Writer Christy Wright visits the Cambridge Mill, a restaurant in a restored 19th-century mill that dishes up food with serious provenance.

Just over an hour’s drive from Toronto, Cambridge Mill feels like a world away. Indeed, the carefully restored, biscuit-coloured beauty is more than just a visual elixir after the traffic-packed highway 401. (An anglophile aside: when I toured the Cotswolds, my guide lyrically described the local limestone as “biscuit-coloured,” so from England’s Cotswolds to Canada’s Cambridge…)

“First-time guests don’t know what to expect when they arrive,” says Bryar Hind, Marketing Manager for Pearle Hospitality, (Pearle Hospitality is the owner of Cambridge Mill, along with a few other spectacular properties in Ontario, such as the Ancaster Mill), “then they see this gorgeous 19th-century limestone mill with a stunning view of the Grand River.”


The restaurant resides in a portion of the beautifully restored, five-storey structure, which was originally the city’s Dickson Mill. It is one of the oldest surviving industrial buildings in Cambridge and a testament to its history in manufacturing and progress. The seating in the restaurant’s main dining area is framed with retractable glass panels that, in the warmer months, are opened so diners feel like they’re part of the panoramic river view.

The farm-to-table menu is a contemporary crowd-pleaser anchored with comfort food. Executive Chef Austin Radcliffe (a B.C. native who looks young enough to be ID’d when buying wine) devised the menu with his Chef de Cuisine Mike Fry. “The dishes are all about seasonality,” says Radcliffe. “We make food that all of us in the kitchen would love to eat.”

Radcliffe sources many ingredients from Pearle Hospitality’s 100-acre organic farm (named – appropriately – The Farm) in Flamborough, Ontario. “The Farm liaises with our chefs to understand what they want to serve,” explained Hind. “It’s a fascinating symbiotic relationship. The properties work together to ensure the produce is used, and the farm grows ingredients based on the chefs’ annual requests.”
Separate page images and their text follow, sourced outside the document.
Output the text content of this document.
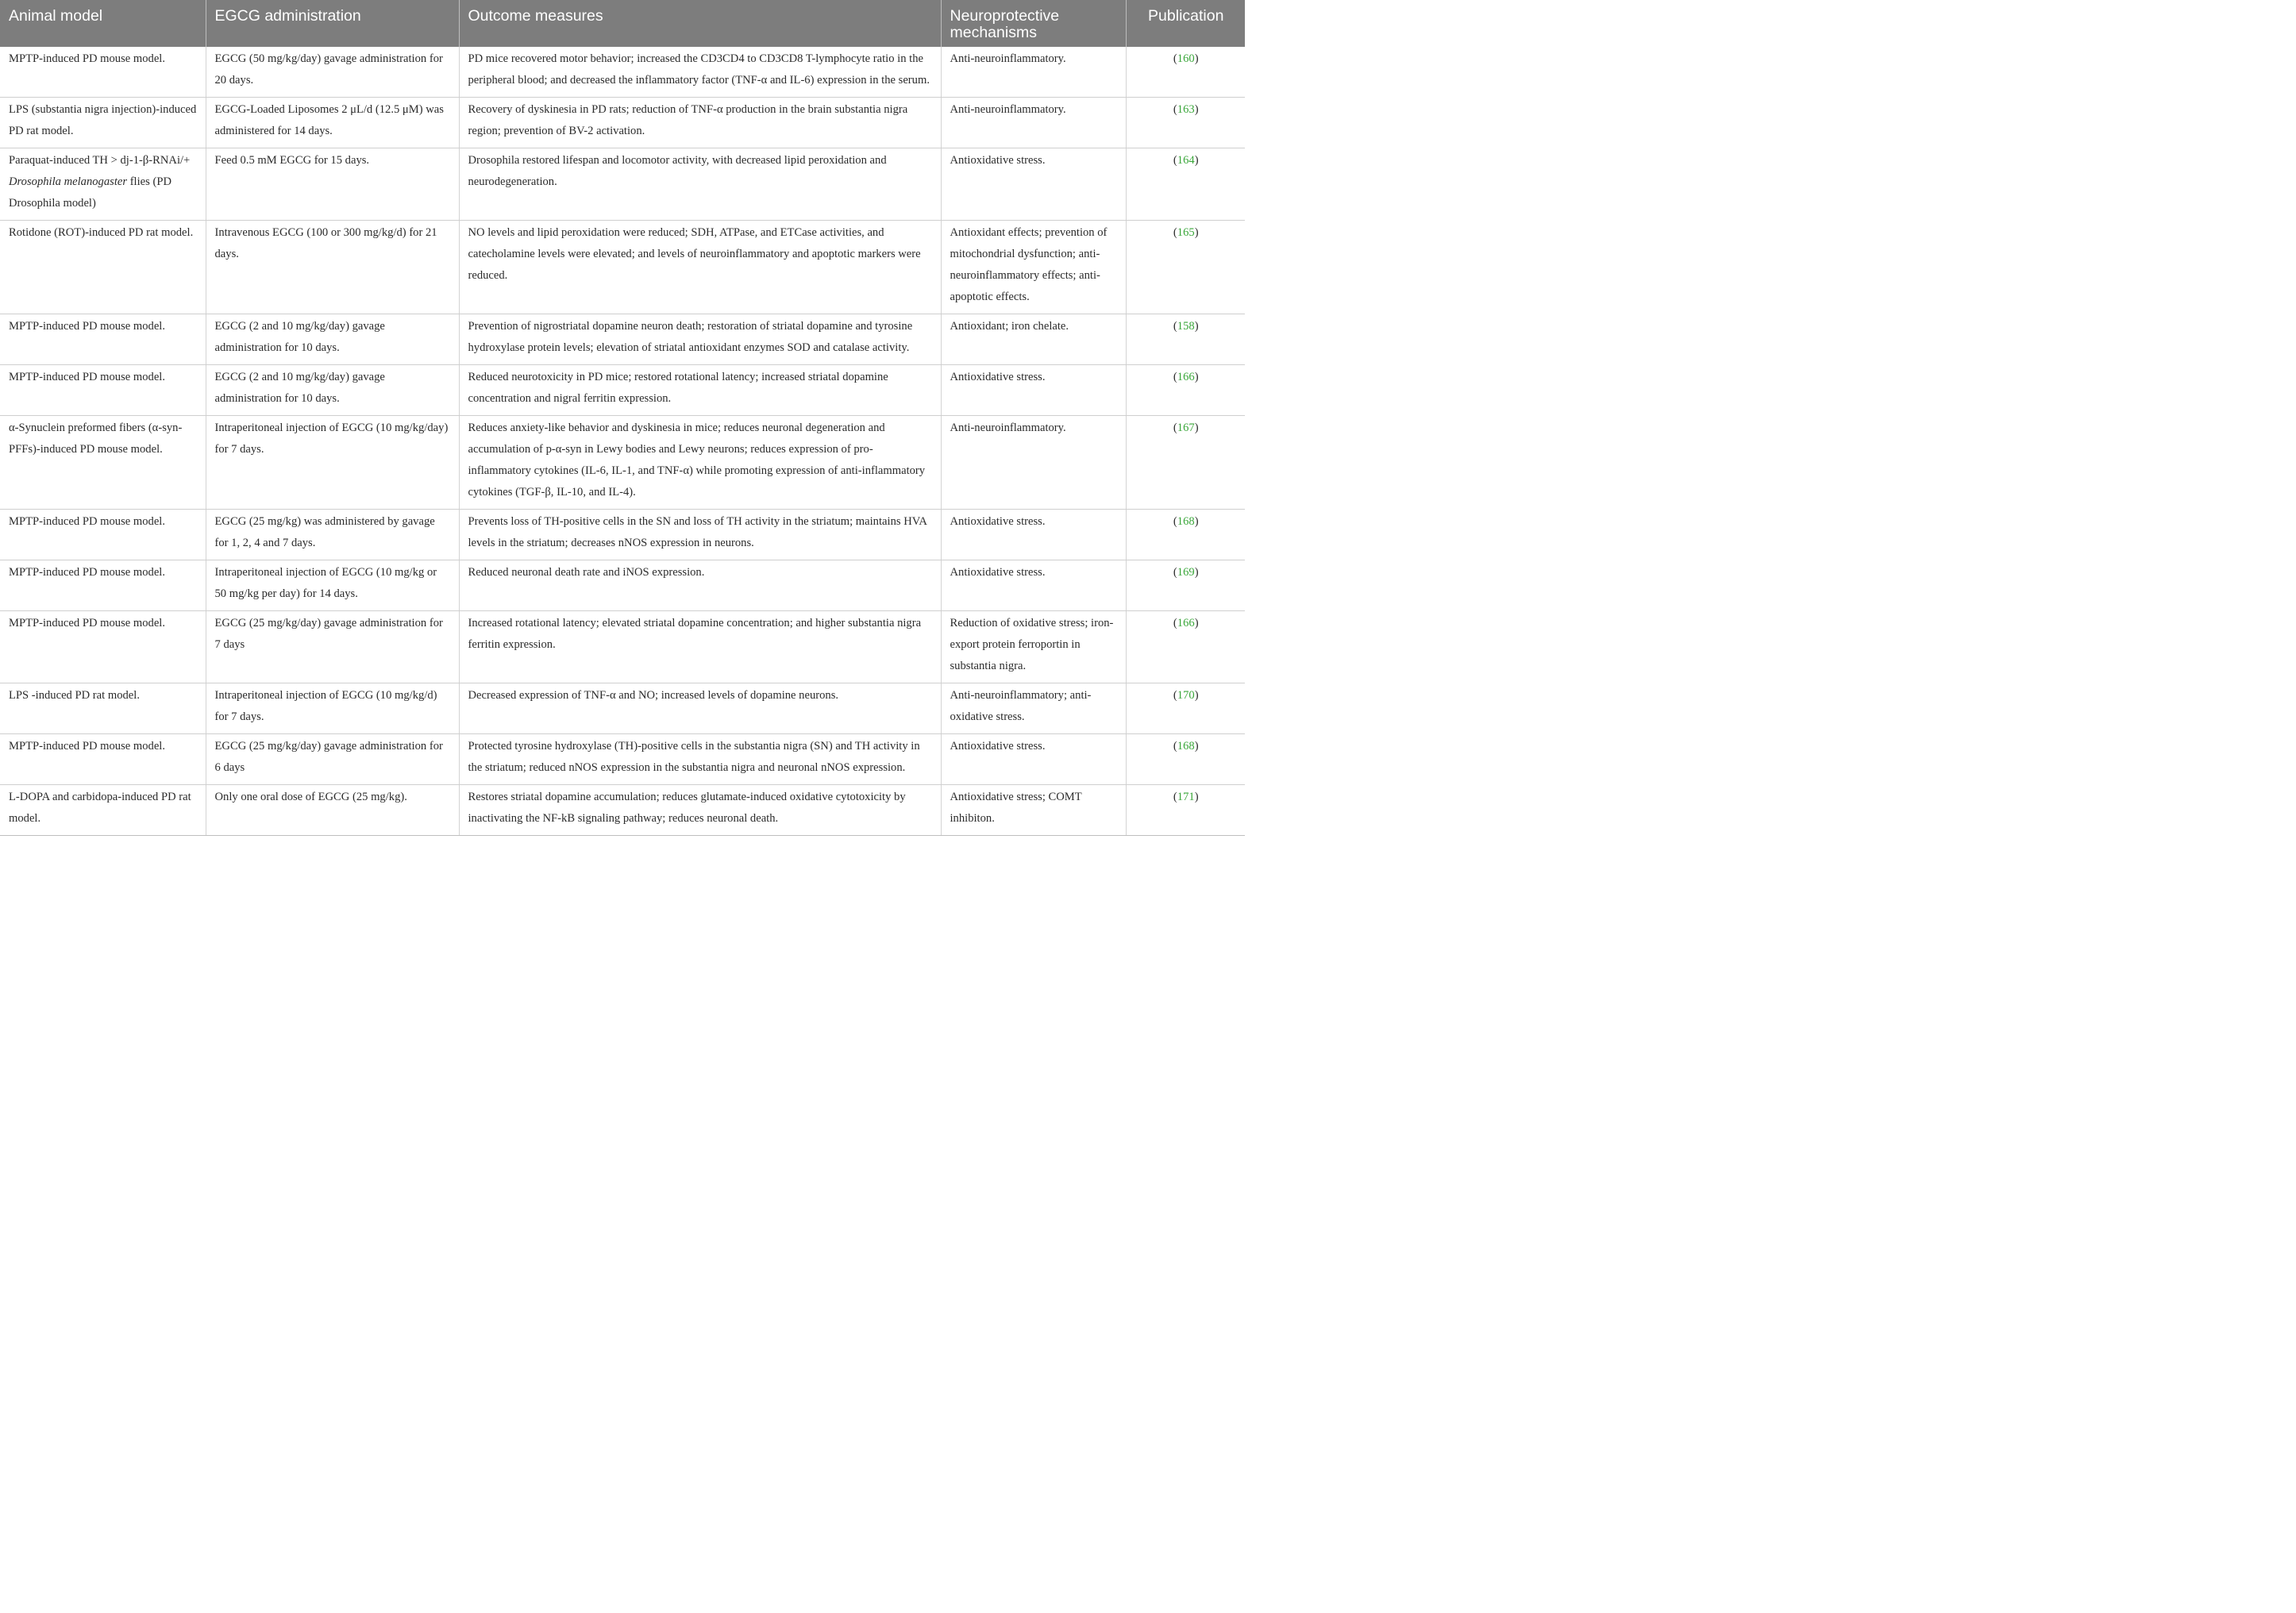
Animal model	EGCG administration	Outcome measures	Neuroprotective mechanisms	Publication
MPTP-induced PD mouse model.	EGCG (50 mg/kg/day) gavage administration for 20 days.	PD mice recovered motor behavior; increased the CD3CD4 to CD3CD8 T-lymphocyte ratio in the peripheral blood; and decreased the inflammatory factor (TNF-α and IL-6) expression in the serum.	Anti-neuroinflammatory.	(160)
LPS (substantia nigra injection)-induced PD rat model.	EGCG-Loaded Liposomes 2 μL/d (12.5 μM) was administered for 14 days.	Recovery of dyskinesia in PD rats; reduction of TNF-α production in the brain substantia nigra region; prevention of BV-2 activation.	Anti-neuroinflammatory.	(163)
Paraquat-induced TH > dj-1-β-RNAi/+ Drosophila melanogaster flies (PD Drosophila model)	Feed 0.5 mM EGCG for 15 days.	Drosophila restored lifespan and locomotor activity, with decreased lipid peroxidation and neurodegeneration.	Antioxidative stress.	(164)
Rotidone (ROT)-induced PD rat model.	Intravenous EGCG (100 or 300 mg/kg/d) for 21 days.	NO levels and lipid peroxidation were reduced; SDH, ATPase, and ETCase activities, and catecholamine levels were elevated; and levels of neuroinflammatory and apoptotic markers were reduced.	Antioxidant effects; prevention of mitochondrial dysfunction; anti-neuroinflammatory effects; anti-apoptotic effects.	(165)
MPTP-induced PD mouse model.	EGCG (2 and 10 mg/kg/day) gavage administration for 10 days.	Prevention of nigrostriatal dopamine neuron death; restoration of striatal dopamine and tyrosine hydroxylase protein levels; elevation of striatal antioxidant enzymes SOD and catalase activity.	Antioxidant; iron chelate.	(158)
MPTP-induced PD mouse model.	EGCG (2 and 10 mg/kg/day) gavage administration for 10 days.	Reduced neurotoxicity in PD mice; restored rotational latency; increased striatal dopamine concentration and nigral ferritin expression.	Antioxidative stress.	(166)
α-Synuclein preformed fibers (α-syn-PFFs)-induced PD mouse model.	Intraperitoneal injection of EGCG (10 mg/kg/day) for 7 days.	Reduces anxiety-like behavior and dyskinesia in mice; reduces neuronal degeneration and accumulation of p-α-syn in Lewy bodies and Lewy neurons; reduces expression of pro-inflammatory cytokines (IL-6, IL-1, and TNF-α) while promoting expression of anti-inflammatory cytokines (TGF-β, IL-10, and IL-4).	Anti-neuroinflammatory.	(167)
MPTP-induced PD mouse model.	EGCG (25 mg/kg) was administered by gavage for 1, 2, 4 and 7 days.	Prevents loss of TH-positive cells in the SN and loss of TH activity in the striatum; maintains HVA levels in the striatum; decreases nNOS expression in neurons.	Antioxidative stress.	(168)
MPTP-induced PD mouse model.	Intraperitoneal injection of EGCG (10 mg/kg or 50 mg/kg per day) for 14 days.	Reduced neuronal death rate and iNOS expression.	Antioxidative stress.	(169)
MPTP-induced PD mouse model.	EGCG (25 mg/kg/day) gavage administration for 7 days	Increased rotational latency; elevated striatal dopamine concentration; and higher substantia nigra ferritin expression.	Reduction of oxidative stress; iron-export protein ferroportin in substantia nigra.	(166)
LPS -induced PD rat model.	Intraperitoneal injection of EGCG (10 mg/kg/d) for 7 days.	Decreased expression of TNF-α and NO; increased levels of dopamine neurons.	Anti-neuroinflammatory; anti-oxidative stress.	(170)
MPTP-induced PD mouse model.	EGCG (25 mg/kg/day) gavage administration for 6 days	Protected tyrosine hydroxylase (TH)-positive cells in the substantia nigra (SN) and TH activity in the striatum; reduced nNOS expression in the substantia nigra and neuronal nNOS expression.	Antioxidative stress.	(168)
L-DOPA and carbidopa-induced PD rat model.	Only one oral dose of EGCG (25 mg/kg).	Restores striatal dopamine accumulation; reduces glutamate-induced oxidative cytotoxicity by inactivating the NF-kB signaling pathway; reduces neuronal death.	Antioxidative stress; COMT inhibiton.	(171)
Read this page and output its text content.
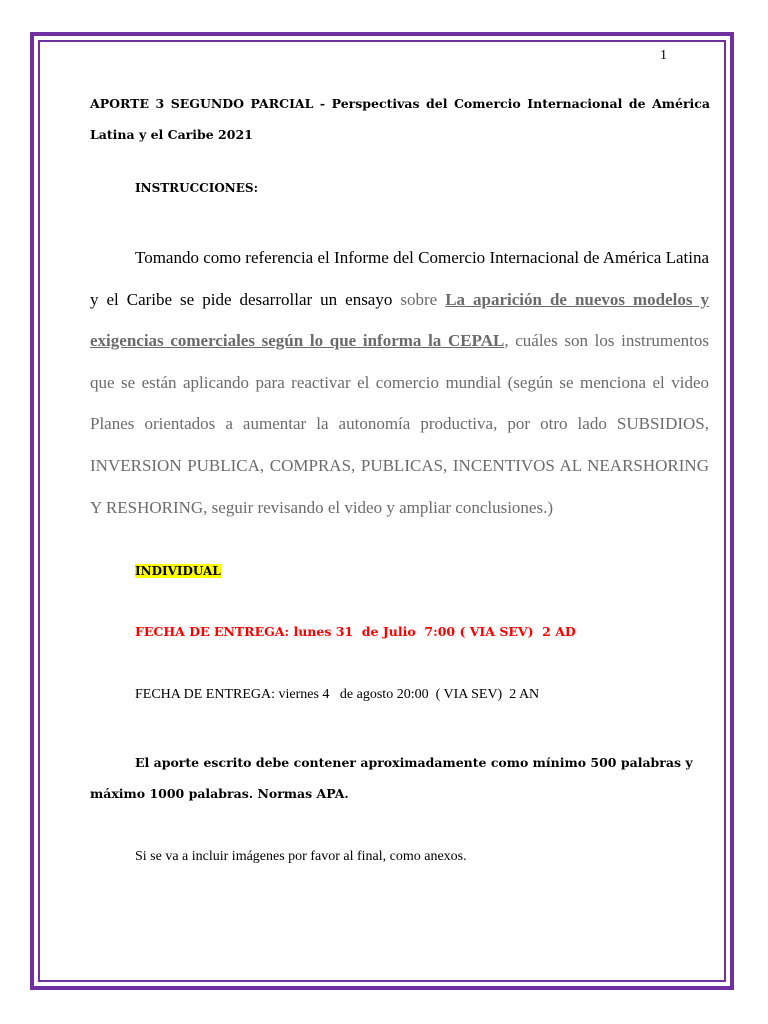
1
APORTE 3 SEGUNDO PARCIAL - Perspectivas del Comercio Internacional de América Latina y el Caribe 2021
INSTRUCCIONES:
Tomando como referencia el Informe del Comercio Internacional de América Latina y el Caribe se pide desarrollar un ensayo sobre La aparición de nuevos modelos y exigencias comerciales según lo que informa la CEPAL, cuáles son los instrumentos que se están aplicando para reactivar el comercio mundial (según se menciona el video Planes orientados a aumentar la autonomía productiva, por otro lado SUBSIDIOS, INVERSION PUBLICA, COMPRAS, PUBLICAS, INCENTIVOS AL NEARSHORING Y RESHORING, seguir revisando el video y ampliar conclusiones.)
INDIVIDUAL
FECHA DE ENTREGA: lunes 31  de Julio  7:00 ( VIA SEV)  2 AD
FECHA DE ENTREGA: viernes 4   de agosto 20:00  ( VIA SEV)  2 AN
El aporte escrito debe contener aproximadamente como mínimo 500 palabras y máximo 1000 palabras. Normas APA.
Si se va a incluir imágenes por favor al final, como anexos.
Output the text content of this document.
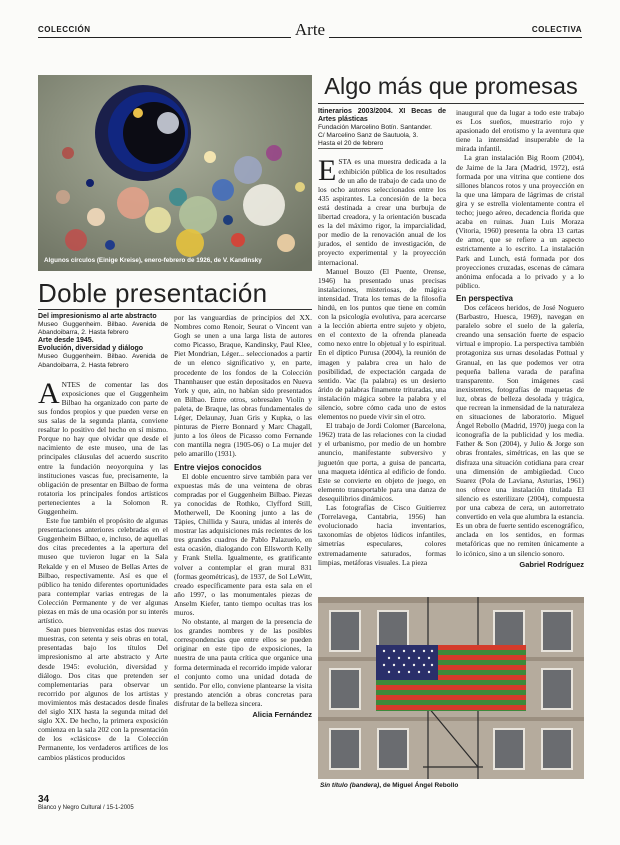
COLECCIÓN	Arte	COLECTIVA
Algunos círculos (Einige Kreise), enero-febrero de 1926, de V. Kandinsky
Doble presentación
Del impresionismo al arte abstracto
Museo Guggenheim. Bilbao. Avenida de Abandoibarra, 2. Hasta febrero
Arte desde 1945.
Evolución, diversidad y diálogo
Museo Guggenheim. Bilbao. Avenida de Abandoibarra, 2. Hasta febrero

ANTES de comentar las dos exposiciones que el Guggenheim Bilbao ha organizado con parte de sus fondos propios y que pueden verse en sus salas de la segunda planta, conviene resaltar lo positivo del hecho en sí mismo. Porque no hay que olvidar que desde el nacimiento de este museo, una de las principales cláusulas del acuerdo suscrito entre la fundación neoyorquina y las instituciones vascas fue, precisamente, la obligación de presentar en Bilbao de forma rotatoria los principales fondos artísticos pertenecientes a la Solomon R. Guggenheim.

Este fue también el propósito de algunas presentaciones anteriores celebradas en el Guggenheim Bilbao, e, incluso, de aquellas dos citas precedentes a la apertura del museo que tuvieron lugar en la Sala Rekalde y en el Museo de Bellas Artes de Bilbao, respectivamente. Así es que el público ha tenido diferentes oportunidades para contemplar varias entregas de la Colección Permanente y de ver algunas piezas en más de una ocasión por su interés artístico.

Sean pues bienvenidas estas dos nuevas muestras, con setenta y seis obras en total, presentadas bajo los títulos Del impresionismo al arte abstracto y Arte desde 1945: evolución, diversidad y diálogo. Dos citas que pretenden ser complementarias para observar un recorrido por algunos de los artistas y movimientos más destacados desde finales del siglo XIX hasta la segunda mitad del siglo XX. De hecho, la primera exposición comienza en la sala 202 con la presentación de los «clásicos» de la Colección Permanente, los verdaderos artífices de los cambios plásticos producidos

por las vanguardias de principios del XX. Nombres como Renoir, Seurat o Vincent van Gogh se unen a una larga lista de autores como Picasso, Braque, Kandinsky, Paul Klee, Piet Mondrian, Léger... seleccionados a partir de un elenco significativo y, en parte, procedente de los fondos de la Colección Thannhauser que están depositados en Nueva York y que, aún, no habían sido presentados en Bilbao. Entre otros, sobresalen Violín y paleta, de Braque, las obras fundamentales de Léger, Delaunay, Juan Gris y Kupka, o las pinturas de Pierre Bonnard y Marc Chagall, junto a los óleos de Picasso como Fernande con mantilla negra (1905-06) o La mujer del pelo amarillo (1931).

Entre viejos conocidos

El doble encuentro sirve también para ver expuestas más de una veintena de obras compradas por el Guggenheim Bilbao. Piezas ya conocidas de Rothko, Clyfford Still, Motherwell, De Kooning junto a las de Tàpies, Chillida y Saura, unidas al interés de mostrar las adquisiciones más recientes de los tres grandes cuadros de Pablo Palazuelo, en esta ocasión, dialogando con Ellsworth Kelly y Frank Stella. Igualmente, es gratificante volver a contemplar el gran mural 831 (formas geométricas), de 1937, de Sol LeWitt, creado específicamente para esta sala en el año 1997, o las monumentales piezas de Anselm Kiefer, tanto tiempo ocultas tras los muros.

No obstante, al margen de la presencia de los grandes nombres y de las posibles correspondencias que entre ellos se pueden originar en este tipo de exposiciones, la nuestra de una pauta crítica que organice una forma determinada el recorrido impide valorar el conjunto como una unidad dotada de sentido. Por ello, conviene plantearse la visita prestando atención a obras concretas para disfrutar de la belleza sincera.

Alicia Fernández

Algo más que promesas
Itinerarios 2003/2004. XI Becas de Artes plásticas
Fundación Marcelino Botín. Santander.
C/ Marcelino Sanz de Sautuola, 3.
Hasta el 20 de febrero

ESTA es una muestra dedicada a la exhibición pública de los resultados de un año de trabajo de cada uno de los ocho autores seleccionados entre los 435 aspirantes. La concesión de la beca está destinada a crear una burbuja de libertad creadora, y la orientación buscada es la del máximo rigor, la imparcialidad, por medio de la renovación anual de los jurados, el sentido de investigación, de proyecto experimental y la proyección internacional.

Manuel Bouzo (El Puente, Orense, 1946) ha presentado unas precisas instalaciones, misteriosas, de mágica intensidad. Trata los temas de la filosofía hindú, en los puntos que tiene en común con la psicología evolutiva, para acercarse a la lección abierta entre sujeto y objeto, en el contexto de la ofrenda planeada como nexo entre lo objetual y lo espiritual. En el díptico Purusa (2004), la reunión de imagen y palabra crea un halo de posibilidad, de expectación cargada de sentido. Vac (la palabra) es un desierto árido de palabras finamente trituradas, una instalación mágica sobre la palabra y el silencio, sobre cómo cada uno de estos elementos no puede vivir sin el otro.

El trabajo de Jordi Colomer (Barcelona, 1962) trata de las relaciones con la ciudad y el urbanismo, por medio de un hombre anuncio, manifestante subversivo y juguetón que porta, a guisa de pancarta, una maqueta idéntica al edificio de fondo. Este se convierte en objeto de juego, en elemento transportable para una danza de desequilibrios dinámicos.

Las fotografías de Cisco Guitierrez (Torrelavega, Cantabria, 1956) han evolucionado hacia inventarios, taxonomías de objetos lúdicos infantiles, simetrías especulares, colores extremadamente saturados, formas limpias, metáforas visuales. La pieza

inaugural que da lugar a todo este trabajo es Los sueños, muestrario rojo y apasionado del erotismo y la aventura que tiene la intensidad insuperable de la mirada infantil.

La gran instalación Big Room (2004), de Jaime de la Jara (Madrid, 1972), está formada por una vitrina que contiene dos sillones blancos rotos y una proyección en la que una lámpara de lágrimas de cristal gira y se estrella violentamente contra el techo; juego aéreo, decadencia florida que acaba en ruinas. Juan Luis Moraza (Vitoria, 1960) presenta la obra 13 cartas de amor, que se refiere a un aspecto estrictamente a lo escrito. La instalación Park and Lunch, está formada por dos proyecciones cruzadas, escenas de cámara anónima enfocada a lo privado y a lo público.

En perspectiva

Dos cefáceos heridos, de José Noguero (Barbastro, Huesca, 1969), navegan en paralelo sobre el suelo de la galería, creando una sensación fuerte de espacio virtual e impropio. La perspectiva también protagoniza sus urnas desoladas Pottual y Granual, en las que podemos ver otra pequeña ballena varada de parafina transparente. Son imágenes casi inexistentes, fotografías de maquetas de luz, obras de belleza desolada y trágica, que recrean la inmensidad de la naturaleza en situaciones de laboratorio. Miguel Ángel Rebollo (Madrid, 1970) juega con la iconografía de la publicidad y los media. Father & Son (2004), y Julio & Jorge son obras frontales, simétricas, en las que se disfraza una situación cotidiana para crear una dimensión de ambigüedad. Cuco Suarez (Pola de Laviana, Asturias, 1961) nos ofrece una instalación titulada El silencio es esterilizare (2004), compuesta por una cabeza de cera, un autorretrato convertido en vela que alumbra la estancia. Es un obra de fuerte sentido escenográfico, anclada en los sentidos, en formas metafóricas que no remiten únicamente a lo icónico, sino a un silencio sonoro.

Gabriel Rodríguez

Sin título (bandera), de Miguel Ángel Rebollo
34
Blanco y Negro Cultural / 15-1-2005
The Farm’s bounty is exhaustive: tomatoes, beets, scallions, lettuce, arugula, chilies, garlic, carrots, eggplant, zucchini, ground cherries, mint, basil, sumac, oregano, tomatillo, mustard greens, swiss chard, edible flowers – even honey.

Chef Radcliffe’s passion for provenance is evident in all of his dishes. My pan-seared halibut was served with The Farm’s organic carrots prepared in three ways:  roasted, puréed and as a salad. Radcliffe says, “The best part about this dish – the fresh garnish – is not listed in the description. It’s made with herbs and flowers from the farm, including shiso, purslane, mint and other botanicals that change the flavour with every bite.”

Desserts tempt – think comforting carrot cake made with more of that organic carrot purée, as well as decadent chocolate tahini torte amped up with sesame brittle, vanilla-bean coconut gelato and maple-tahini sauce. The takeaway? Save room for dessert.